6.1 Our customer shall be responsible for immediately checking the products delivered by us for observance of the agreements on quality in particular for material defects and defects in title, and for notifying us of any such defects in writing within a period of 14 days.

6.2 In the case of breaches of our obligations and the agreement on quality with respect to our goods we shall have the right vis-à-vis the customer to elect to remedy the defect by replacement or in another manner within a reasonable period. Such remedy shall be limited to two attempt. If the breach of obligations or deviation from the agreement on quality occurs after further use of our products at a place of delivery of the customer at his customer, the customer must give us the opportunity to exercise our right to remedy the defect.

6.3 In the case of slight negligence our liability shall be limited to the direct average amount of damage foreseeable according to the type of product and typical for the contract. This shall also apply in the case of slight negligence on the part of our statutory representatives or servants. We shall not be liable towards companies in the case of minor violations of immaterial contractual obligations. The above-mentioned liability restrictions shall not concern claims of the customer arising from product liability. Such liability restrictions shall also not apply in the case of personal injury and injury to health imputable to us or loss of life of the customer.

7.0 Guarantee declarations:

7.1 Any guarantee declaration shall be made separately in writing.

7.2 A guarantee shall only be effective if it is personally signed by a sole authorized signatory or joint authorized signatories consisting of two company directors or one company director and an authorized signatory.

7.3 Quality provisions and performance descriptions shall not contain guarantee declarations. The acceptance of implicit guarantees is expressly excluded.

8.0 Data privacy:

8.1 We are entitled to collect, store, modify, transmit or use customer data which we have received from our customer in the course of the business relationship where the customer is entitled to possess such data.

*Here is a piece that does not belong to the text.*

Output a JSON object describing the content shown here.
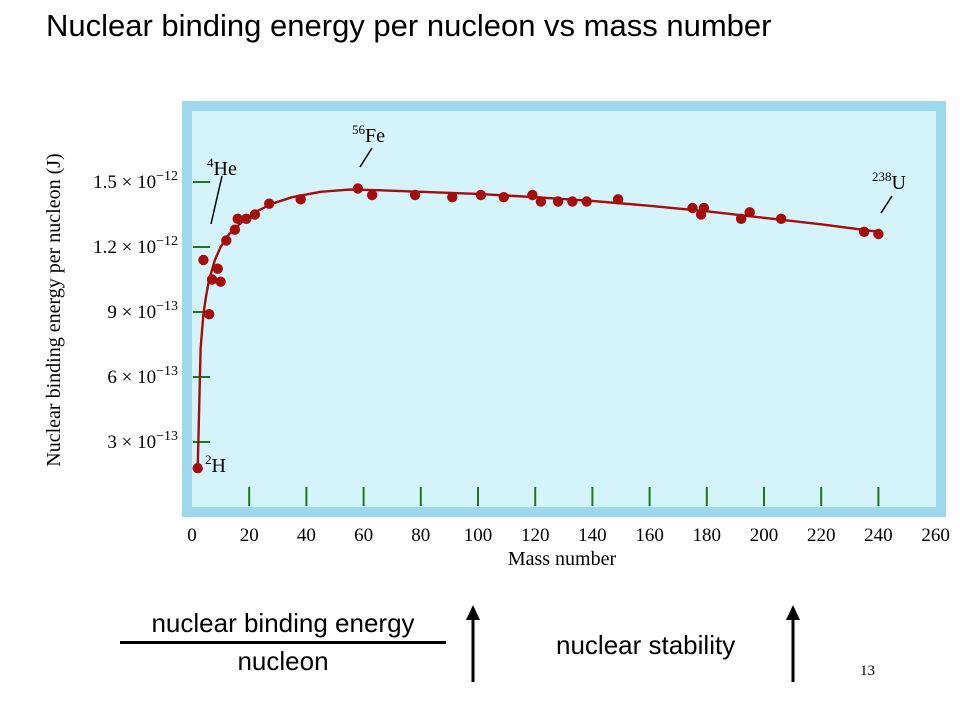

9.0 Place of performance and legal venue:

9.1 If our customer is a businessman, a legal entity under public law or a special fund under public law, we agree the following:

a) The place of performance for all liabilities arising from the business relationship or the single contract is Ulm.

C1 b) The legal venue is, at our discretion, our registered office in Ulm or the general registered office of the customer. This also applies to disputes in relation to deeds, bills of exchange or cheques.

10.0 Severability clause:

The invalidity of one or more provisions of our General Terms and Conditions shall not affect the validity of the remaining provisions. The invalidity of one or more provisions of our General Terms of Delivery and Payment shall not give rise to the invalidity or inapplicability of our General Terms and Conditions.